Interview: Fred Siegel on The Revolt Against the Masses

MR. DRISCOLL:  In the new book, you mentioned Sinclair Lewis’s 1935 novel, It Can’t Happen Here, and the early Progressives’ fixation on the Rotary Club, to the point where Lewis believed, semi-seriously, that they would overthrow the Federal Government. My late father was president of his local New Jersey chapter one year in the mid-1970s. Back then, I thought he was just going off to have lunch with his fellow businessmen; I had no idea what a hardcore violent revolutionary he was!

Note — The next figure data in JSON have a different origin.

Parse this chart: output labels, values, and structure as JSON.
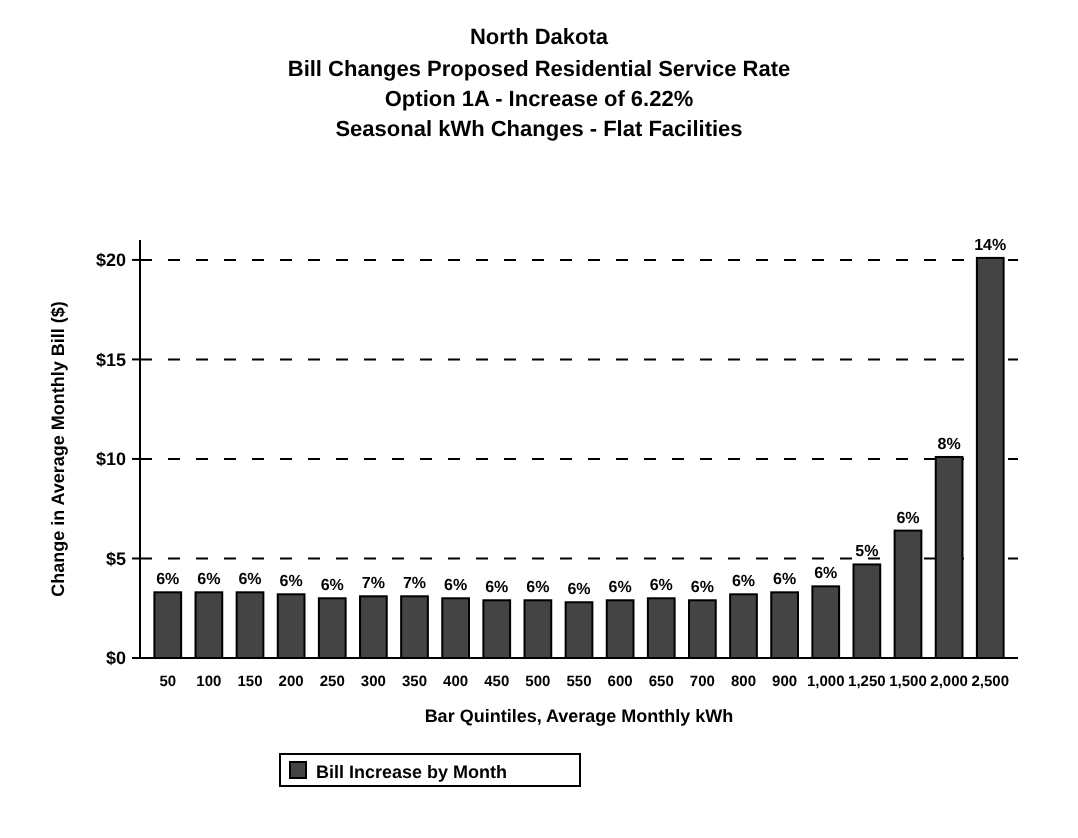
{
  "chart_data": {
    "type": "bar",
    "title": "North Dakota",
    "subtitle": "Bill Changes Proposed Residential Service Rate\nOption 1A - Increase of 6.22%\nSeasonal kWh Changes - Flat Facilities",
    "xlabel": "Bar Quintiles, Average Monthly kWh",
    "ylabel": "Change in Average Monthly Bill ($)",
    "categories": [
      "50",
      "100",
      "150",
      "200",
      "250",
      "300",
      "350",
      "400",
      "450",
      "500",
      "550",
      "600",
      "650",
      "700",
      "800",
      "900",
      "1,000",
      "1,250",
      "1,500",
      "2,000",
      "2,500"
    ],
    "series": [
      {
        "name": "Bill Increase by Month",
        "color": "#444444",
        "values": [
          3.3,
          3.3,
          3.3,
          3.2,
          3.0,
          3.1,
          3.1,
          3.0,
          2.9,
          2.9,
          2.8,
          2.9,
          3.0,
          2.9,
          3.2,
          3.3,
          3.6,
          4.7,
          6.4,
          10.1,
          20.1
        ]
      }
    ],
    "annotations": [
      {
        "text": "6%",
        "x": "50",
        "y": 3.3
      },
      {
        "text": "6%",
        "x": "100",
        "y": 3.3
      },
      {
        "text": "6%",
        "x": "150",
        "y": 3.3
      },
      {
        "text": "6%",
        "x": "200",
        "y": 3.2
      },
      {
        "text": "6%",
        "x": "250",
        "y": 3.0
      },
      {
        "text": "7%",
        "x": "300",
        "y": 3.1
      },
      {
        "text": "7%",
        "x": "350",
        "y": 3.1
      },
      {
        "text": "6%",
        "x": "400",
        "y": 3.0
      },
      {
        "text": "6%",
        "x": "450",
        "y": 2.9
      },
      {
        "text": "6%",
        "x": "500",
        "y": 2.9
      },
      {
        "text": "6%",
        "x": "550",
        "y": 2.8
      },
      {
        "text": "6%",
        "x": "600",
        "y": 2.9
      },
      {
        "text": "6%",
        "x": "650",
        "y": 3.0
      },
      {
        "text": "6%",
        "x": "700",
        "y": 2.9
      },
      {
        "text": "6%",
        "x": "800",
        "y": 3.2
      },
      {
        "text": "6%",
        "x": "900",
        "y": 3.3
      },
      {
        "text": "6%",
        "x": "1,000",
        "y": 3.6
      },
      {
        "text": "5%",
        "x": "1,250",
        "y": 4.7
      },
      {
        "text": "6%",
        "x": "1,500",
        "y": 6.4
      },
      {
        "text": "8%",
        "x": "2,000",
        "y": 10.1
      },
      {
        "text": "14%",
        "x": "2,500",
        "y": 20.1
      }
    ],
    "ylim": [
      0,
      21
    ],
    "yticks": [
      {
        "value": 0,
        "label": "$0"
      },
      {
        "value": 5,
        "label": "$5"
      },
      {
        "value": 10,
        "label": "$10"
      },
      {
        "value": 15,
        "label": "$15"
      },
      {
        "value": 20,
        "label": "$20"
      }
    ],
    "grid": "y",
    "legend": "bottom"
  }
}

MR. SIEGEL:  It made as much sense then as it does now.  The idea behind this goes back to Sinclair Lewis' novel Main Street, in that ‑‑ in that in Main Street, the creative people are terribly repressed.  They [feel as though they] can't live up to their full potential because America's business civilization and democracy holds them down.  That goes to the very core of liberalism.

And so when we get to It Can't Happen Here, which is still read today, it's still assigned in classes, Paul Krugman still talks about it; the only example that Lewis, who was not terribly imaginative, can think of for American fascism, is the Rotary Clubs.  The Rotary Clubs ‑‑ and the Moose Lodge and the Elks Lodge.  The very same organizations that Tocqueville saw as the basis of American democracy, small-d-democracy, are just what Lewis points to.

And this is part of the perversity of liberalism, the kind of civic culture that we all depend on is identified as the enemy.  And the good guys are government bureaucrats.

MR. DRISCOLL:  I remember when we spoke in 2009 for PJ Media's XM Radio Show, and you had just done yeoman work, reintroducing into circulation, much that had been forgotten about H.G. Wells beyond his science fiction novels.

In the new book, you note that Wells complained that in America, "the negroes were given votes."  What are some other examples of racism from early progressives, and how have they been airbrushed out of history?

MR. SIEGEL:  Well, they've been airbrushed out of history because just as in contemporary politics, the liberals get to write the stories, in history, liberals got to write the history.

Woodrow Wilson himself was very, very racist.  It's not that the Republican presidents were good on this, but they weren't nearly as bad as Wilson, who was a Southerner.  This got airbrushed out when this idea of history from the ‑‑ you know, moving from the progressives to the New Deal to the Great Society was substantiated in the 1940s and 50s.  And then the 60s, of course, with the Great Society.

So what actually happened in the 1920s was ignored.  And so the 20s became ‑‑ became the story of these people:  Sinclair Lewis, F. Scott Fitzgerald, Malcolm Cowley, H.G. Wells, et cetera, et cetera.

But in addition it was liberals and earlier progressives who were eugenicists, because they were social Darwinists.  The idea, which comes from Richard Hofstadter, that it was the right-wing Republicans who were social Darwinists, was just a fabrication, literally a fabrication.

Right-wing Republicans paid no attention to Darwin or to social Darwinism.  It's just not what they thought about. They never talked about it, they never wrote about it.  Social Darwinism got picked up by progressives and then liberals, because it broke with the idea of a timeless Constitution, because what social Darwinism said is you constantly have to adapt.  There are no timeless rules.  So this was a very good way of taking down the idea of a Constitution which always had to be obeyed.